South Korea will keep the current level of response against monkeypox, public health officials said Monday.

The Korea Disease Control and Prevention Agency and the Ministry of Health and Welfare called an emergency meeting over monkeypox on Monday, and decided not to tighten rules based on their assessment of risk to the South Korean population.

The emergency meeting follows the World Health Organization’s declaration Saturday that the monkeypox outbreak constitutes a public health emergency of international concern, its highest alert. This makes monkeypox the first viral outbreak to be labeled an international emergency by the WHO since COVID-19 in January 2020.

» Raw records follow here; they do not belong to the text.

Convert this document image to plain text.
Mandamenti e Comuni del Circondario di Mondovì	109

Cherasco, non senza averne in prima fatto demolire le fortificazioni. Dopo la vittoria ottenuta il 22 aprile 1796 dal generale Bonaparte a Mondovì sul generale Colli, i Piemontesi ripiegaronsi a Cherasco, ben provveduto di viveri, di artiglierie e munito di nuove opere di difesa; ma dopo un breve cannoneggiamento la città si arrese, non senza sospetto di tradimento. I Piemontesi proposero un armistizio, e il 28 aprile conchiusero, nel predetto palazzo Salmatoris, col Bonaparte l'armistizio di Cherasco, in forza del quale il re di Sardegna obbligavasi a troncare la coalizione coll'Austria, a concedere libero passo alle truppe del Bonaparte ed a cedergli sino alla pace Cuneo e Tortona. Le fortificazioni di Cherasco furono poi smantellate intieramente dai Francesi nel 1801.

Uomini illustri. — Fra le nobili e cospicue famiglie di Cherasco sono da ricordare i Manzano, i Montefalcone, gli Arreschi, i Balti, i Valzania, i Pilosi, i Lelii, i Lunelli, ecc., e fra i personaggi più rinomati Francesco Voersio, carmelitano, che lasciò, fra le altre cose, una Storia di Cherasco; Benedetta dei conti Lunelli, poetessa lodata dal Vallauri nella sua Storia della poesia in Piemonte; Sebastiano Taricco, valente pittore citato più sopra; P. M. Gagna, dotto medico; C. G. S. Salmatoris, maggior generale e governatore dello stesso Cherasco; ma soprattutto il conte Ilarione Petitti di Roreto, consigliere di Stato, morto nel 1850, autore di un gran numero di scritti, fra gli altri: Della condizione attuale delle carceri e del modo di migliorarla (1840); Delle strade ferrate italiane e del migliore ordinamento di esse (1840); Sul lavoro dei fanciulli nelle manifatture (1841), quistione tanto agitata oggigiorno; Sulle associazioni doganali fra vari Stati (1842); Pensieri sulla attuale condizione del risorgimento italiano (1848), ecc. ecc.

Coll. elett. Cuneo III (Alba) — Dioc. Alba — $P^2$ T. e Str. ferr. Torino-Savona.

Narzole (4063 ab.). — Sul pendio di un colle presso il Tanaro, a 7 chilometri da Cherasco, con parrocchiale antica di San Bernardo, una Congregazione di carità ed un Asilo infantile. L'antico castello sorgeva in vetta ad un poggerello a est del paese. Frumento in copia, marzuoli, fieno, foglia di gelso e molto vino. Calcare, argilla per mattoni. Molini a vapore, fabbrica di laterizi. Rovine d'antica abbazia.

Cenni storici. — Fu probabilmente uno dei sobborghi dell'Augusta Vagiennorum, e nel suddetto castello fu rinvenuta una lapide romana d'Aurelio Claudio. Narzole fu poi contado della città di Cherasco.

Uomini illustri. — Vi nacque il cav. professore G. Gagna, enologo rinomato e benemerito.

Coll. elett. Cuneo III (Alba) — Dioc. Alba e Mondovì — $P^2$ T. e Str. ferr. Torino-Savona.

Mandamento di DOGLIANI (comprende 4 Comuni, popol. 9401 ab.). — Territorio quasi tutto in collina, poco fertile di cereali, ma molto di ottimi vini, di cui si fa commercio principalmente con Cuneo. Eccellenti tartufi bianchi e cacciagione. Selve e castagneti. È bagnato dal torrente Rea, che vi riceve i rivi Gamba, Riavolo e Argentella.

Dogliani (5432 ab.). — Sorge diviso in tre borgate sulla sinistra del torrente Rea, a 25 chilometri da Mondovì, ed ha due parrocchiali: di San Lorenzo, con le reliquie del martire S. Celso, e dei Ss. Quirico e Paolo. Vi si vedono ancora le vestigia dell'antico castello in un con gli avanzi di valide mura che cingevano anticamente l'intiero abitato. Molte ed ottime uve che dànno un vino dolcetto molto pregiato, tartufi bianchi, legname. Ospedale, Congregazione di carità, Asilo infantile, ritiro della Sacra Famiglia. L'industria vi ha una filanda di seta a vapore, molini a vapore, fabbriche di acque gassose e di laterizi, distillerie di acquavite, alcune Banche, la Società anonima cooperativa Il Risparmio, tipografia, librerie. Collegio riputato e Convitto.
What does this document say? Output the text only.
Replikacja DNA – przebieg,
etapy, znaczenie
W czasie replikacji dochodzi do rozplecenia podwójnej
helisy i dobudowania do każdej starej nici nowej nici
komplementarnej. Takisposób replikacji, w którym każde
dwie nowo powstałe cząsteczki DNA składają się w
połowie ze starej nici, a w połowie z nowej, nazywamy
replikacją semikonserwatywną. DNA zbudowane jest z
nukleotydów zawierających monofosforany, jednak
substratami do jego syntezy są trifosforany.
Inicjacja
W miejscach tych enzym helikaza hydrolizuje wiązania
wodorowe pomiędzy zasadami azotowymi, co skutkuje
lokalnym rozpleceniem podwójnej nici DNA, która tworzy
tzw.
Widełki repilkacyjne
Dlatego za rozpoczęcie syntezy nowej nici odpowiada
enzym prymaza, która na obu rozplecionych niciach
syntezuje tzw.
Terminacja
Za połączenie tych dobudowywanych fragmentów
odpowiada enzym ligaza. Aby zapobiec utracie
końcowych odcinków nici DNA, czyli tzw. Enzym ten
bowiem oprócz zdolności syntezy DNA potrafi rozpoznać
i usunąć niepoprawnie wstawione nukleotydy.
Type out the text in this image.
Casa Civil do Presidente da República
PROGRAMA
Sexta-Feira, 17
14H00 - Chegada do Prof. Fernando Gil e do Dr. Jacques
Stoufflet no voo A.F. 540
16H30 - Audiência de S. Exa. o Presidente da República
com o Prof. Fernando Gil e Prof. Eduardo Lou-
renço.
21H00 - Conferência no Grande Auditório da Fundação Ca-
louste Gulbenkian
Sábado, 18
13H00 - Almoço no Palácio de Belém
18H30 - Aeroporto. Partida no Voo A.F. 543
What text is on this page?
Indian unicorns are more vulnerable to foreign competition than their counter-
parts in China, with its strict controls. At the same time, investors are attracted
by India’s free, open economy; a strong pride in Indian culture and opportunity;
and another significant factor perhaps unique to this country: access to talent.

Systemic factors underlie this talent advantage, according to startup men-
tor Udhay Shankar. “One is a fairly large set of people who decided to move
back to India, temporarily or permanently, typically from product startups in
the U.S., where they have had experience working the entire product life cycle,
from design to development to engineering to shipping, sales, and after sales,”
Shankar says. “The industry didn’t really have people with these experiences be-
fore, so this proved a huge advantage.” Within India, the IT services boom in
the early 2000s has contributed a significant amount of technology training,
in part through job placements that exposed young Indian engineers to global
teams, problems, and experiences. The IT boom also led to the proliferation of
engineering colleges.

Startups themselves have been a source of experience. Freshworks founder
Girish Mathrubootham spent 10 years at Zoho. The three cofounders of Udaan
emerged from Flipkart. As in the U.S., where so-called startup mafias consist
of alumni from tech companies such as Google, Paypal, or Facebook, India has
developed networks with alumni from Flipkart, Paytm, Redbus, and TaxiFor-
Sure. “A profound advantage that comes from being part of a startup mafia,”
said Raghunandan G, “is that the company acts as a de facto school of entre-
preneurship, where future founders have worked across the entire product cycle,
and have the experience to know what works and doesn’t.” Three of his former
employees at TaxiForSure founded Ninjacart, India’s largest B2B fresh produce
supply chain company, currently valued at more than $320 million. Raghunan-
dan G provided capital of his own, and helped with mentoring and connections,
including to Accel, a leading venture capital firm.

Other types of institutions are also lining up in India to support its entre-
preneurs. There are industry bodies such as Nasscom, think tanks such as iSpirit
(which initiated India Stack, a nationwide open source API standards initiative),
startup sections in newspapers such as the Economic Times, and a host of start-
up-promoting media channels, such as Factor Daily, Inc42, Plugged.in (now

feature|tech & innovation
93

In a press release, health officials said despite the highest alert from the WHO, the situation here hasn’t changed since the discovery of a local monkeypox patient on June 22. They cited the WHO assessment that outside of Europe, the risk of monkeypox was still moderate.

South Korea requires both patients of monkeypox and their close contacts to stay isolated for a minimum of 21 days.

There are about 500 doses of tecovirimat, the only available medication for monkeypox, in the country, with plans underway to secure enough third-generation smallpox vaccines to cover 5,000 people.

The monkeypox prevention steps outlined by the KDCA include refraining from visiting places with known monkeypox outbreaks; avoiding close contact with people with probable symptoms; washing hands often and maintaining personal hygiene.